Even though I was starving, I wanted to make it down to the river for dinner so I could at least be cheered up by some nice views. We found a restaurant with a patio by the Ribeira area, along a row of old, colorful houses lining the river.
The restaurant was charming, decorated with antique items like old-school phones and sewing machines. It had a great view of the river, the Port wine cellars across the water and the impressive steel Dom Luis Bridge crossing the river.
I think we ordered half the menu. We started with a liter of red wine, then on to appetizers. We ordered the Franceshina, which was described as bread with cheese, ham, meat, etc. We thought it would be a platter of food, but apparently it’s a traditional Porto dish which consists of a piece of bread with ham, steak and cheese piled on it. All of this is swimming in a gravy made of beer and other ingredients. Oh – and there’s a fried egg on top! Yummy.

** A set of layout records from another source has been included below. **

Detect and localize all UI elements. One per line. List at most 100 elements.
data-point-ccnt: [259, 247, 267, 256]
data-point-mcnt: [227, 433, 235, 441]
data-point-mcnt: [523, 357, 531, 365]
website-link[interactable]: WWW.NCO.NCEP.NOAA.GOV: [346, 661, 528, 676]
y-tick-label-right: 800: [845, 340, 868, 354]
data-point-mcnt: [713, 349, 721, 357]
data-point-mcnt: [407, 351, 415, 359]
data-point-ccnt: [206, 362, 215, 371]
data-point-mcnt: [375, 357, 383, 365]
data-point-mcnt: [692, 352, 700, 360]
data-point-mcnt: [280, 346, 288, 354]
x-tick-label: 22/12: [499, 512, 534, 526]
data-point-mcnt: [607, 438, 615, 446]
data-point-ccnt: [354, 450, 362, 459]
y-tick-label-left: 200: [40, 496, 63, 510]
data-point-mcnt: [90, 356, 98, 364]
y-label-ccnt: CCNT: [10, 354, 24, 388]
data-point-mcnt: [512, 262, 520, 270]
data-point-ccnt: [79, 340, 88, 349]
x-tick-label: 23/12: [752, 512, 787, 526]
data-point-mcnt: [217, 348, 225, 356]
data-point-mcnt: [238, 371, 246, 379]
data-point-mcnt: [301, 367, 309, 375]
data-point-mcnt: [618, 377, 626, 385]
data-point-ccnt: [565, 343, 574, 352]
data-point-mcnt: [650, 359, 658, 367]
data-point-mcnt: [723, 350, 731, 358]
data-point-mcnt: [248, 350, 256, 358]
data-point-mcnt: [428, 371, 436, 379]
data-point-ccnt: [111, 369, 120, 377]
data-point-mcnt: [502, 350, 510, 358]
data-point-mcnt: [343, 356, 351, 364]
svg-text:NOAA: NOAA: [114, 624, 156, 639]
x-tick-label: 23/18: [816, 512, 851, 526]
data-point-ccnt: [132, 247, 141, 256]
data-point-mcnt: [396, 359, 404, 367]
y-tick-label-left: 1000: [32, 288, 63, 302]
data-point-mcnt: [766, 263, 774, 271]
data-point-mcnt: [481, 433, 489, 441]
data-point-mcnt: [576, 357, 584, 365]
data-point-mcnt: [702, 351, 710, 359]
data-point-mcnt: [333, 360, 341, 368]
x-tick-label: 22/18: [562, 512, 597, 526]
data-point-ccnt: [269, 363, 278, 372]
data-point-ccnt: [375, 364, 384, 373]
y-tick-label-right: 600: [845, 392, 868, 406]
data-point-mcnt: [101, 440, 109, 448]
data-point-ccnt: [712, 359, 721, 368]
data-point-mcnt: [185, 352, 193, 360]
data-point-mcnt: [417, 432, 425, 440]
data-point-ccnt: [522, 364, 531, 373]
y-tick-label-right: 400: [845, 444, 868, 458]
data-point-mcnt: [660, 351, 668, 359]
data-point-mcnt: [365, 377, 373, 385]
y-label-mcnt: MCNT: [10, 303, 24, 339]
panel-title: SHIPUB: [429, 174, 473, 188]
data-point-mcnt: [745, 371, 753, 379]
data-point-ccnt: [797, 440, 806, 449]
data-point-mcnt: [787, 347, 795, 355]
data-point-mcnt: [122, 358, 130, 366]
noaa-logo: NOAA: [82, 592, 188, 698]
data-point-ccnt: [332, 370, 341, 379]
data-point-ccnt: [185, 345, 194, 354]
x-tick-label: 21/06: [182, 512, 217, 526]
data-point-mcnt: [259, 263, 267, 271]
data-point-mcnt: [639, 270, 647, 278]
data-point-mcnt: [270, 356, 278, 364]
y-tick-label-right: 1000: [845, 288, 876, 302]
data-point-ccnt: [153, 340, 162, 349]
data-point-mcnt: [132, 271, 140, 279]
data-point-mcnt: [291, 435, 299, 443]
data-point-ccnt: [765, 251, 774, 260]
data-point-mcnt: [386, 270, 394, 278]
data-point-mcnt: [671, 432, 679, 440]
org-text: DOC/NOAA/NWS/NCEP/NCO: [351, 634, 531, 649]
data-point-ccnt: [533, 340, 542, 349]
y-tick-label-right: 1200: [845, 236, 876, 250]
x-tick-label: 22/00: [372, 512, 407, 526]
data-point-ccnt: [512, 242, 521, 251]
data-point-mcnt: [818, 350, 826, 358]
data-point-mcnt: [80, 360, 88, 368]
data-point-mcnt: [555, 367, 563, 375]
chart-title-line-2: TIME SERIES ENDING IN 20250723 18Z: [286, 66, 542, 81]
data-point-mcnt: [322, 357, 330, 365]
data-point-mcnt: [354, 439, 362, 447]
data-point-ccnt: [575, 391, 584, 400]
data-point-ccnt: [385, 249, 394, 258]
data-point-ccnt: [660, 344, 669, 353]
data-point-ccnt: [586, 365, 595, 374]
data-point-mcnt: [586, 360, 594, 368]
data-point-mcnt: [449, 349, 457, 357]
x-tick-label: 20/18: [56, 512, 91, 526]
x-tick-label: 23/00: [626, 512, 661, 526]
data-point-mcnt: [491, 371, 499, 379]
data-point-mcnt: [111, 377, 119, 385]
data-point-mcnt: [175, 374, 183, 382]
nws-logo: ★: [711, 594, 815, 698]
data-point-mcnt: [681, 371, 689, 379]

Frances also ordered an octopus appetizer, which I actually tried. It wasn’t bad – the octopus didn’t have a strong taste, other than the vinegar it was soaked in, and the texture was probably less out there than calamari.
For dinner, I ordered a traditional bacalao (cod) dish, with potatoes and veggies. Unfortunately, it tasted way too fishy for me! At least we had a super authentic first meal in Porto, surrounded by beautiful scenery!